Google is just a SEARCH ALGORITHM.



I am not sure what to make of this argument.

A number on a calculator is data, not information.

Do you want a perfect search algorithm that knows no bounds? Would you be okay with it finding a webcam stream into your home? Or phone or your GPS? Would you be okay with making searching everything you have ever visited online or said to someone? Would you be okay with this search algorithm to allow finding your political allegiances?

No? There has to be some limit then. That comes from people and enshrined by the actions of people, constituting common courtesy.


A search algorithm can only search what it is allowed to search.

If you don't want a search engine to find a webcam stream of your home, then don't allow a search algorithm to index it.

Don't put it online in the first place, or if you do restrict access to people with a log-in.

> Would you be okay with making searching everything you have ever visited online or said to someone?

If I want to allow a search engine to access that information, then yes. GMail does search everything I have GMail'ed to or from people. That's incredibly useful. Chrome History Search does let me search sites I have visited.

> Would you be okay with this search algorithm to allow finding your political allegiances?

If I post, "I, Viking Coder, am a tea party Conservative," then yes. (I'm not, by the way.)

> No?

I didn't answer "no" to any of your questions.

> There has to be some limit then.

Yes, people need to limit what information they, themselves, SHARE.

And if someone else shares something ABOUT YOU with everyone else on the internet, then you should be mad at them.

The fact that the search engine is a magnifying glass / microscope / index tool that allows you to search the data on the internet doesn't give me any right to be mad at that tool.


The article and discussion is not about what you yourself put online, it is what others put online about you which is then indexed. The cost of removing from an index is insignificant compared to the personal cost to the person.

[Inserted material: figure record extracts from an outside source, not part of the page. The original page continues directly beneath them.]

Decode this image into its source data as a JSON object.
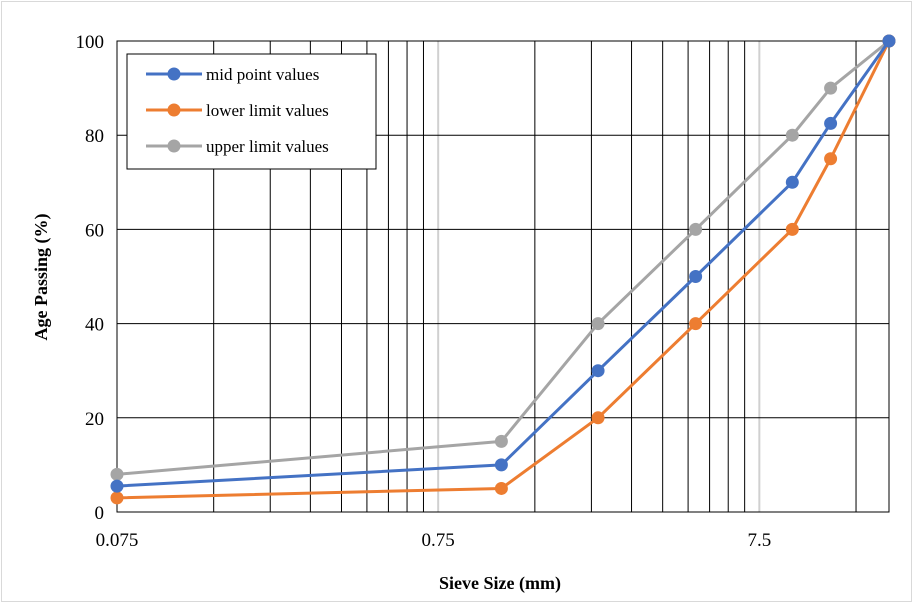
{
  "chart_data": {
    "type": "line",
    "title": "",
    "xlabel": "Sieve Size (mm)",
    "ylabel": "Age Passing (%)",
    "x_scale": "log",
    "xlim": [
      0.075,
      19
    ],
    "ylim": [
      0,
      100
    ],
    "x_tick_labels": [
      "0.075",
      "0.75",
      "7.5"
    ],
    "x_tick_values": [
      0.075,
      0.75,
      7.5
    ],
    "y_ticks": [
      0,
      20,
      40,
      60,
      80,
      100
    ],
    "grid": true,
    "legend_position": "top-left",
    "x": [
      0.075,
      1.18,
      2.36,
      4.75,
      9.5,
      12.5,
      19
    ],
    "series": [
      {
        "name": "mid point values",
        "color": "#4472C4",
        "values": [
          5.5,
          10,
          30,
          50,
          70,
          82.5,
          100
        ]
      },
      {
        "name": "lower limit values",
        "color": "#ED7D31",
        "values": [
          3,
          5,
          20,
          40,
          60,
          75,
          100
        ]
      },
      {
        "name": "upper limit values",
        "color": "#A5A5A5",
        "values": [
          8,
          15,
          40,
          60,
          80,
          90,
          100
        ]
      }
    ]
  }
}
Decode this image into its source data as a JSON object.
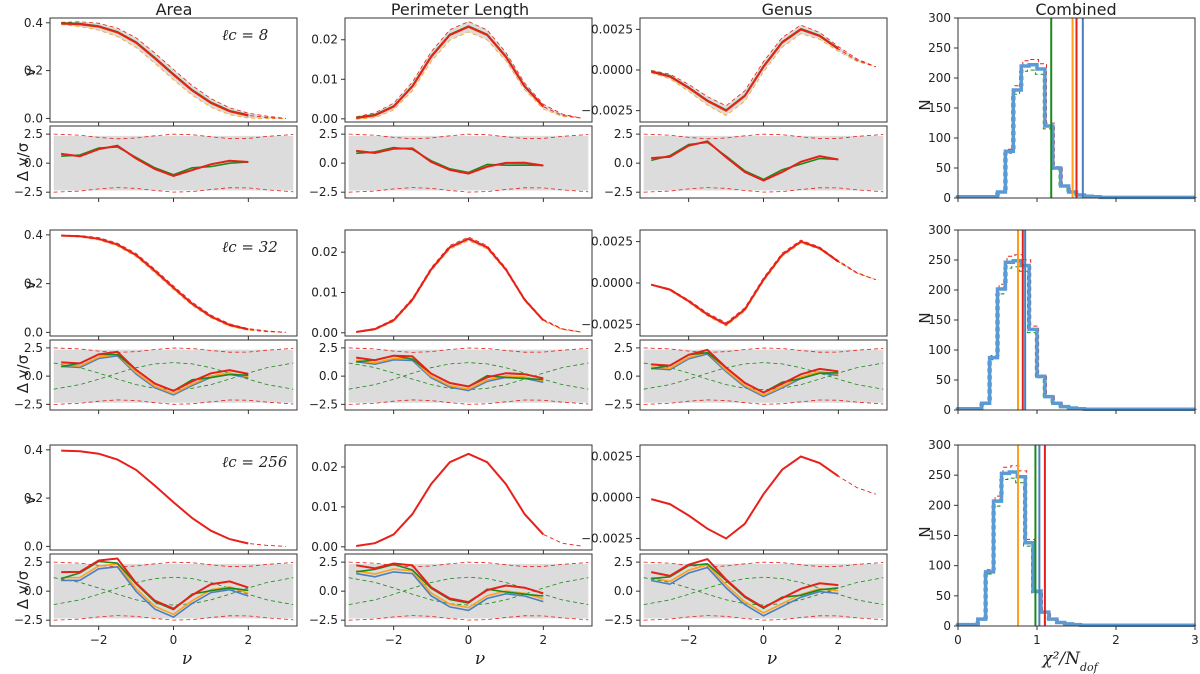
{
  "figure": {
    "column_titles": [
      "Area",
      "Perimeter Length",
      "Genus",
      "Combined"
    ],
    "row_labels": [
      "ℓc = 8",
      "ℓc = 32",
      "ℓc = 256"
    ],
    "ylabel_top": "v",
    "ylabel_bottom": "Δ v/σ",
    "ylabel_hist": "N",
    "xlabel_nu": "ν",
    "xlabel_hist": "χ²/N",
    "xlabel_hist_sub": "dof"
  },
  "colors": {
    "blue": "#4a7fbf",
    "orange": "#ff9f1a",
    "green": "#1a8a1a",
    "red": "#e8201a",
    "band": "#dcdcdc",
    "band_orange": "#f0ddd0",
    "hist_line": "#5b9bd5"
  },
  "chart_data": [
    {
      "type": "line",
      "name": "area-v",
      "x": [
        -3.0,
        -2.5,
        -2.0,
        -1.5,
        -1.0,
        -0.5,
        0.0,
        0.5,
        1.0,
        1.5,
        2.0,
        2.5,
        3.0
      ],
      "values": [
        0.397,
        0.394,
        0.384,
        0.36,
        0.317,
        0.252,
        0.183,
        0.117,
        0.065,
        0.03,
        0.012,
        0.004,
        0.0
      ],
      "xlim": [
        -3.3,
        3.3
      ],
      "ylim": [
        -0.015,
        0.42
      ],
      "yticks": [
        0.0,
        0.2,
        0.4
      ],
      "ytick_labels": [
        "0.0",
        "0.2",
        "0.4"
      ]
    },
    {
      "type": "line",
      "name": "perimeter-v",
      "x": [
        -3.0,
        -2.5,
        -2.0,
        -1.5,
        -1.0,
        -0.5,
        0.0,
        0.5,
        1.0,
        1.5,
        2.0,
        2.5,
        3.0
      ],
      "values": [
        0.0002,
        0.0009,
        0.0031,
        0.0082,
        0.0157,
        0.0212,
        0.0233,
        0.0212,
        0.0157,
        0.0082,
        0.0031,
        0.0009,
        0.0002
      ],
      "xlim": [
        -3.3,
        3.3
      ],
      "ylim": [
        -0.0008,
        0.0255
      ],
      "yticks": [
        0.0,
        0.01,
        0.02
      ],
      "ytick_labels": [
        "0.00",
        "0.01",
        "0.02"
      ]
    },
    {
      "type": "line",
      "name": "genus-v",
      "x": [
        -3.0,
        -2.5,
        -2.0,
        -1.5,
        -1.0,
        -0.5,
        0.0,
        0.5,
        1.0,
        1.5,
        2.0,
        2.5,
        3.0
      ],
      "values": [
        -0.0001,
        -0.0004,
        -0.0011,
        -0.0019,
        -0.0025,
        -0.0016,
        0.0002,
        0.0017,
        0.0025,
        0.0021,
        0.0013,
        0.0006,
        0.0002
      ],
      "xlim": [
        -3.3,
        3.3
      ],
      "ylim": [
        -0.0032,
        0.0032
      ],
      "yticks": [
        -0.0025,
        0.0,
        0.0025
      ],
      "ytick_labels": [
        "−0.0025",
        "0.0000",
        "0.0025"
      ]
    },
    {
      "type": "line",
      "name": "delta-v",
      "x": [
        -3.0,
        -2.5,
        -2.0,
        -1.5,
        -1.0,
        -0.5,
        0.0,
        0.5,
        1.0,
        1.5,
        2.0
      ],
      "series": [
        {
          "name": "red",
          "values": [
            0.8,
            0.6,
            1.2,
            1.5,
            0.4,
            -0.5,
            -1.1,
            -0.6,
            -0.1,
            0.2,
            0.1
          ]
        },
        {
          "name": "green",
          "values": [
            0.6,
            0.7,
            1.3,
            1.4,
            0.5,
            -0.4,
            -1.0,
            -0.4,
            -0.3,
            0.0,
            0.1
          ]
        }
      ],
      "xlim": [
        -3.3,
        3.3
      ],
      "ylim": [
        -3.0,
        3.2
      ],
      "yticks": [
        -2.5,
        0.0,
        2.5
      ],
      "ytick_labels": [
        "−2.5",
        "0.0",
        "2.5"
      ]
    },
    {
      "type": "bar",
      "name": "combined-histogram",
      "bin_edges": [
        0.0,
        0.5,
        0.6,
        0.7,
        0.8,
        0.9,
        1.0,
        1.1,
        1.2,
        1.3,
        1.4,
        1.5,
        1.6,
        1.7,
        1.8,
        1.9,
        2.0,
        3.0
      ],
      "counts": [
        2,
        10,
        78,
        180,
        220,
        222,
        215,
        120,
        50,
        20,
        10,
        5,
        3,
        2,
        1,
        1,
        1
      ],
      "vlines": [
        {
          "name": "green",
          "values": [
            1.18,
            0.76,
            0.98
          ]
        },
        {
          "name": "orange",
          "values": [
            1.45,
            0.76,
            0.76
          ]
        },
        {
          "name": "red",
          "values": [
            1.5,
            0.82,
            1.1
          ]
        },
        {
          "name": "blue",
          "values": [
            1.58,
            0.85,
            1.03
          ]
        }
      ],
      "xlim": [
        0.0,
        3.0
      ],
      "ylim": [
        0,
        300
      ],
      "xticks": [
        0,
        1,
        2,
        3
      ],
      "xtick_labels": [
        "0",
        "1",
        "2",
        "3"
      ],
      "yticks": [
        0,
        50,
        100,
        150,
        200,
        250,
        300
      ],
      "ytick_labels": [
        "0",
        "50",
        "100",
        "150",
        "200",
        "250",
        "300"
      ]
    }
  ],
  "xaxis_nu": {
    "ticks": [
      -2,
      0,
      2
    ],
    "tick_labels": [
      "−2",
      "0",
      "2"
    ]
  }
}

Google is just a search algorithm in the same way that a gun is just a convenient way to move pieces of lead around.


You don't blame a gun for someone getting shot. You shouldn't blame Google for indexing information and displaying it when queried.


No - you don't blame the gun. You blame the operator. That is exactly what is happening in this case.


A SITE POSTS INFORMATION.

...Google indexes it...

Go after the site that posted the information!!!

Posting the information on a web server is the offensive and harmful act.

Mechanically creating an index of information on web servers is not.


So you were wrong about the gun analogy and are ignoring the point that the operators are responsible for what Google does.


The harmful information was shot out of one website, and bounced off of the Google index.

Why are you so completely incapable of blaming the person who actually pulled the trigger? The original source of the harmful information?


I said nothing about not blaming the original sites. Only that Google is responsible for the effects of their service.


Only that Google is responsible for the effects of their service.

To a limit though, right? I mean, you wouldn't expect Google to be sued because someone bombed a location they got directions to via Google Maps. So, why in this case are they any more responsible?


Certainly there are limits. That's why it is an issue for courts and legislatures to decide what they should be. My argument is simply that it's entirely appropriate for courts to decide based on the social harms and that 'it's just an algorithm' is utterly irrelevant.


So google shouldn't index public newspapers?


How does that follow from 'it's up to the courts to decide what is harmful'?